In Washington, a Pentagon official said an American bodyguard in Karzai’s security detail was slightly wounded.

Karzai sacked his Afghan bodyguards in July amid fears of assassination and replaced them with the Americans.

After the attack, Karzai returned to the governor’s guesthouse, where he is staying, and said he was fine.

“He says he is safe and sound, and has come to expect these things,” said BBC reporter Lyse Doucet, who was with the president at the time of the attack.

She said thousands of people were pressing forward toward the president and one Afghan boy approached his vehicle.

As Karzai leaned out to shake hands with the boy, “an Afghan in uniform also came forward and fired two rounds into the president’s vehicle.”

President George Bush, informed of the attack by an aide as he waited on the tarmac in Louisville, Kentucky, expressed relief that Karzai was not hurt.

Sherzai, the injured governor, was being treated at the hospital at the US air base in Kandahar, said Major Teri Oman, a base spokesman. Oman said Sherzai was shot in that neck but that the wounds were not life threatening. “He’s up and walking around” and expected to be released late tonight or early tomorrow, she said.

The shooting occurred shortly after a car bomb rocked a busy market area in the centre of Kabul in the bloodiest attack in the Afghan capital since the fall of the Taliban late last year.

Reports of the number of casualties were confused, but police said 10 people were killed and dozens wounded. The death toll was uncertain because Afghans often pick up the bodies of their relatives and bury them immediately without reporting the death.

About 65 people were rushed to one hospital, with an unknown number taken elsewhere.

Kabul Police Chief Basir Salangi accused al-Qaida of orchestrating the explosion.

“This is the work of al-Qaida,” he said.

Emergency vehicles and armoured personnel carriers from the international peacekeeping force rushed to the scene in a crowded market area near the Ministry of Information.
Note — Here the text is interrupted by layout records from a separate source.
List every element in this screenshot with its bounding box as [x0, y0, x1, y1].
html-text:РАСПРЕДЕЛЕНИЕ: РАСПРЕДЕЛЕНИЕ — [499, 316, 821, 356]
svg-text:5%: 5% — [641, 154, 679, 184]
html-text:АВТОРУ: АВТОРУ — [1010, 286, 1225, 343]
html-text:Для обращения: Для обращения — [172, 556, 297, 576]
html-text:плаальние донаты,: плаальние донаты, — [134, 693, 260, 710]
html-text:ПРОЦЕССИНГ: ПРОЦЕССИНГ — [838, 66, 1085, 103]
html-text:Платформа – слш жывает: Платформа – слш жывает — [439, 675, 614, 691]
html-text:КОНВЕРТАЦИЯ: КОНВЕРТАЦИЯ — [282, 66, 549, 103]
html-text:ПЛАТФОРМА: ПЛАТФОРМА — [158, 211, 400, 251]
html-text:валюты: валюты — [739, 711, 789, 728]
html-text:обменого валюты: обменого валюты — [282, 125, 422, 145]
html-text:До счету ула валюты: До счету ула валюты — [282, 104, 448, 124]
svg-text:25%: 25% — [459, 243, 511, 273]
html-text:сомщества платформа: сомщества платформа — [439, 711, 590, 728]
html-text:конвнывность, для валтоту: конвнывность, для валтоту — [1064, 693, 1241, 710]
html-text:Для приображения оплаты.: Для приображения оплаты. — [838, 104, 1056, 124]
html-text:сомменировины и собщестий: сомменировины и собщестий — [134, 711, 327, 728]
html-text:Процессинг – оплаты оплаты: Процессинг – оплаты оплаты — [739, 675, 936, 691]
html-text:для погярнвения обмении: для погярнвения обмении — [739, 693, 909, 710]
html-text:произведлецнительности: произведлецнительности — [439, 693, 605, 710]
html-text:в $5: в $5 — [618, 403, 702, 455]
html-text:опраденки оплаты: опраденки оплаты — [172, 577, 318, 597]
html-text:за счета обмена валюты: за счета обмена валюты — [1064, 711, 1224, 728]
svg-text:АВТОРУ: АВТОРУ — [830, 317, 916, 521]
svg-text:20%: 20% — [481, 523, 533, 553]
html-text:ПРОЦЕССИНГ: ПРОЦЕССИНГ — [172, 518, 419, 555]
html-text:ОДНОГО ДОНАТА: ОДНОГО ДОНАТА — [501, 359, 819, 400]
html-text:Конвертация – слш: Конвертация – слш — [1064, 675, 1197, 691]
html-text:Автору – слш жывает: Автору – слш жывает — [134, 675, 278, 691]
Witnesses said a smaller explosion had drawn crowds to the area when the car bomb - apparently a taxi - exploded in front of a building containing shops selling TVs and satellite dishes - all forbidden during hard-line Taliban rule. The second floor of the building housed a small hotel.

Police sealed off the area, but emergency vehicles could be seen rushing injured to hospitals. Some dazed victims could be seen being led away, their clothing ripped and covered in blood.

“This bomb was inside a taxi,” said police spokesman Dul Aqa. “It was a very, very strong explosion.”

In addition to al-Qaida, former Prime Minister Gulbuddin Hekmatyar was a suspect in the bombing, he said.

Earlier this week, Hekmatyar issued a call for jihad, or holy war, to drive US and foreign troops including international peacekeepers from Afghanistan.

Some officials have speculated that he may have formed an alliance with remaining al-Qaida and Taliban leaders, although no clear evidence of this has surfaced.

The blast occurred in one of the most congested areas of the city on a day when many residents do their shopping before Friday’s Muslim prayer day.

Several main roads in the city were blocked and additional police and soldiers, armed with rocket launchers and automatic weapons, took positions at strategic points in the capital.